In the classroom, I recognized the symptoms that the emotional weight was taking on the class, as a whole, and I attempted to provide solace (of sorts). At the end of each day in our closing circle, I encouraged students to talk and share their feelings with family or friends and to never hold in their grief or sadness (“It’s OK and natural to feel those feelings we’re feeling. But these feelings want and need a release. A healthy release.” I recall telling them). Malin’s recommendation of the Truth Mandala was both serendipitous and timely; a safe space for our children to feel and share their emotions about very hefty learning experiences.

For this opportunity alone, I was grateful.

Created by eco-philosopher, activist, and author, Joanna Macy, the Truth Mandala, is a powerful exercise in which “participants are invited take turns stepping into the center of a ritual circle, divided into four quadrants, each containing an object through which they can speak their pain for the world.” The objects–dry leaves, a stone, a stick and an empty bowl–are picked up and used to express the emotions of fear, sorrow, anger and confusion, each of which has its opposite side.

After a brief explanation and a model from Malin (on how the exercise is performed), it was unusually quiet within the circle. I mean, twenty teenagers and no one is saying a thing? Odd, indeed. Admittedly, I felt the need to break the thirty-five seconds (or so) of awkward silence by offering my truth (My fear for the students are the world that they will inherit.). But, I waited. A few extra seconds. And sure enough, our first courageous volunteer stepped into the middle of the circle and ‘offered their fear’ at the mandala. “We hear you,” acknowledged the rest of the group. And just when I thought that it could not get any more serene…

The truth is not always beautiful, nor beautiful words the truth.

Lao Tzu

A trickle of offerings lasted nearly twelve minutes with some volunteers making multiple offerings during the exercise. Each offering received the same acknowledgement: “We hear you.” And while not every student participated in the offering (everyone in our circle has the right to ‘pass’ at any time), every student participated in the exercise as they held a sacred and safe space for their courageous classmates. Many of the offerings were similar in nature: fear of the future, fear of secondary school on the horizon, fear of not being accepted, fear of what will remain of the environment when they become adults. Interestingly, no student made offering of ‘anger’ or ‘confusion’ during the activity.

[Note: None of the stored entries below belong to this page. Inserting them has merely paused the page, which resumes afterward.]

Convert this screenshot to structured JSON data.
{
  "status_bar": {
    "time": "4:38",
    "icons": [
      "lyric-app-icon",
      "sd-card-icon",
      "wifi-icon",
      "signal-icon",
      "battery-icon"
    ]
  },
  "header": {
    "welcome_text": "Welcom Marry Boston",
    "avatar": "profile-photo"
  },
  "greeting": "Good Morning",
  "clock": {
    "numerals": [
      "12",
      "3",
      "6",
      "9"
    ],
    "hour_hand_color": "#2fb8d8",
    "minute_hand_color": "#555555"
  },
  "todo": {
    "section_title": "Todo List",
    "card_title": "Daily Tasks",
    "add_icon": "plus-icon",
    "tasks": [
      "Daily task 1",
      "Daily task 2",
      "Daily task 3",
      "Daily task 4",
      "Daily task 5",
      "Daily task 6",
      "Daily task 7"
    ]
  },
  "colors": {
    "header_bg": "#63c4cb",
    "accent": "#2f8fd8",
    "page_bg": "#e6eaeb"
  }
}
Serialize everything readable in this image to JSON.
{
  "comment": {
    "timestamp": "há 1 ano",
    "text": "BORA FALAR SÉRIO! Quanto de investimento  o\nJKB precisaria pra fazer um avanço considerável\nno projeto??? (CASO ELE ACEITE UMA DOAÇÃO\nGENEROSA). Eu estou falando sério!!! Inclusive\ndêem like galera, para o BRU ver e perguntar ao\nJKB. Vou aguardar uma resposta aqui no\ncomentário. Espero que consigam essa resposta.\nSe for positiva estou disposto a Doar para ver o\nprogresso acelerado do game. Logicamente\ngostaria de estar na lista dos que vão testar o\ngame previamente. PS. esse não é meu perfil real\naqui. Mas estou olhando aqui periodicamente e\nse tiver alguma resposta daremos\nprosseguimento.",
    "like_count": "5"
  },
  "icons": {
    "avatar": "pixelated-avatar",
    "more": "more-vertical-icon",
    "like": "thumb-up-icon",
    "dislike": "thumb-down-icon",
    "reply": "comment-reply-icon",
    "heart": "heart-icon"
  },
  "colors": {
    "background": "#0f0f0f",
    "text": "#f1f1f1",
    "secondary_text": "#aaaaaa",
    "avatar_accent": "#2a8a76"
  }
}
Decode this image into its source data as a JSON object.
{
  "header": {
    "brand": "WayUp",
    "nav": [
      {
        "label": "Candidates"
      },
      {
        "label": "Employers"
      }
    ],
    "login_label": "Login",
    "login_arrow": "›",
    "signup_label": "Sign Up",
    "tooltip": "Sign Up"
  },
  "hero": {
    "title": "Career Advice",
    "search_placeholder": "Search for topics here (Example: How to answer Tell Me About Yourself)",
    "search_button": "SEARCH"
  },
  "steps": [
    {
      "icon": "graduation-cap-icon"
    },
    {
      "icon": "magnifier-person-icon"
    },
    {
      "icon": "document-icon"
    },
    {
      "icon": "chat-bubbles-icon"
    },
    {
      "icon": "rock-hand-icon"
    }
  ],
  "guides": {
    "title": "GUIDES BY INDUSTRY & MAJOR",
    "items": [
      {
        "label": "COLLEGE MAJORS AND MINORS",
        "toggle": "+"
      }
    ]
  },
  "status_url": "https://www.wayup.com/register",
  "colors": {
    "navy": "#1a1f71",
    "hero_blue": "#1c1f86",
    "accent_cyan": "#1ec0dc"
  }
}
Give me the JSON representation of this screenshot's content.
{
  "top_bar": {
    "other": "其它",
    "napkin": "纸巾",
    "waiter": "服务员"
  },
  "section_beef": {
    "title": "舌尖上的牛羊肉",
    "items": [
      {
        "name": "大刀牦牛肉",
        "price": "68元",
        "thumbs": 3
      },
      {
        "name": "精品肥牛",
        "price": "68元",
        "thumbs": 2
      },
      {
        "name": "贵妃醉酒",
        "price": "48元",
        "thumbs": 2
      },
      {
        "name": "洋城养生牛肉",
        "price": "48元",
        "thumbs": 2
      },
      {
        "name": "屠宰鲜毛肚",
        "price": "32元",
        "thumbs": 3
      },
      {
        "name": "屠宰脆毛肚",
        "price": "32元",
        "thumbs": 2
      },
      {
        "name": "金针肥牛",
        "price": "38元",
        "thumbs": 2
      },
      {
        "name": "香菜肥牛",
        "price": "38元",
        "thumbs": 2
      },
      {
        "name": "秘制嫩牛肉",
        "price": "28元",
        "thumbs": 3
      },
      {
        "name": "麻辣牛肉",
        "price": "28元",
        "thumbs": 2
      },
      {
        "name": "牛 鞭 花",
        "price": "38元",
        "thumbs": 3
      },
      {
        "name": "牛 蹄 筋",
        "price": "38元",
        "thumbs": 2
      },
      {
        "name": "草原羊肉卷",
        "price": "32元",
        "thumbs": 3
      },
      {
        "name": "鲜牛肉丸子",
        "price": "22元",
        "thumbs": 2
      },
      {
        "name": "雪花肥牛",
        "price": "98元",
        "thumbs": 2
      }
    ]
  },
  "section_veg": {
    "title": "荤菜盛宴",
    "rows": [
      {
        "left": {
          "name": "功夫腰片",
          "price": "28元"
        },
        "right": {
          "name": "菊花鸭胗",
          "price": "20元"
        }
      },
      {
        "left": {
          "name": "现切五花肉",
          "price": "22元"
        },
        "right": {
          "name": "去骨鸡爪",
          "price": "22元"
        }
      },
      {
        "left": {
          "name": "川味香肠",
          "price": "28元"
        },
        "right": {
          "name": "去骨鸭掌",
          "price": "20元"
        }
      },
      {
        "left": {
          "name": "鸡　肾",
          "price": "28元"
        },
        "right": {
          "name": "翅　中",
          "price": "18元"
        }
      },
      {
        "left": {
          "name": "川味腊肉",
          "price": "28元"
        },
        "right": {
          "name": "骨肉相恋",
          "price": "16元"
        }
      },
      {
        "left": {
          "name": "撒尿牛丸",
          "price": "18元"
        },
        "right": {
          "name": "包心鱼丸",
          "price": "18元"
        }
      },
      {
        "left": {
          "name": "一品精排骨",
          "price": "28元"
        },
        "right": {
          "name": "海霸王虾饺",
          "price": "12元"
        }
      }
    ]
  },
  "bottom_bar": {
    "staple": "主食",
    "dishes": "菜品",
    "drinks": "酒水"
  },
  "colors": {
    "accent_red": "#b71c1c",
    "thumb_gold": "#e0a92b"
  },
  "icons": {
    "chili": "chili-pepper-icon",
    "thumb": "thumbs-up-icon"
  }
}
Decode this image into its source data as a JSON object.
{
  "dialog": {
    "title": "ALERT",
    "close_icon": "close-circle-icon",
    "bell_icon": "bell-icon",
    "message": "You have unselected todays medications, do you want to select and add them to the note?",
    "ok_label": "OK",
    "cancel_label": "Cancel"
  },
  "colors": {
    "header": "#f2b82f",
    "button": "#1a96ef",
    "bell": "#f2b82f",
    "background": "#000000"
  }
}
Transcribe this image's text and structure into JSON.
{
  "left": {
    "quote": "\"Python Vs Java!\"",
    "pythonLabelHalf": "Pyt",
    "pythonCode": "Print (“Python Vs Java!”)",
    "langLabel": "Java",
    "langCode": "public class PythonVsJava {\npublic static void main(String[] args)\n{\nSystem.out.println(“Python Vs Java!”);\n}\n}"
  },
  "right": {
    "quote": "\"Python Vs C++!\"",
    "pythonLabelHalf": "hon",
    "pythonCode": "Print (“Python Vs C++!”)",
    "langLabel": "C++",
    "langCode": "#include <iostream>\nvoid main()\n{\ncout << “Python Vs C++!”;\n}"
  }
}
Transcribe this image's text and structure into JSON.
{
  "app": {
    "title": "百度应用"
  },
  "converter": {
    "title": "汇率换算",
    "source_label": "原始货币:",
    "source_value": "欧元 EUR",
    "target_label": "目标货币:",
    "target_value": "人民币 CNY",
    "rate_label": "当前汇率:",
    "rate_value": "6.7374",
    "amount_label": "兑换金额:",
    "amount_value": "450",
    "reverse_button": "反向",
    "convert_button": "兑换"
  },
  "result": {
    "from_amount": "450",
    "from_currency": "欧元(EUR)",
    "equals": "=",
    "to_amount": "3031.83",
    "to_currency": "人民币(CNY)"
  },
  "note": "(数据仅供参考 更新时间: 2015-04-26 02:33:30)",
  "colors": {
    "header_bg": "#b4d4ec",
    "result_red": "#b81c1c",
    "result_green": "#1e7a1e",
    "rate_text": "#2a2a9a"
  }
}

During our debrief session later that day, several of the students shared that what they enjoyed the most (we call them the ‘stars’ of their experience) was hearing how others felt “inside” as a multitude agreed with what was shared. A few described that deeper “understanding or sort of a connection” was fostered through the process. One student remarked that it was “admirable that people in our [class] would have courage to share [their fears] with…the entire group of us.” Word.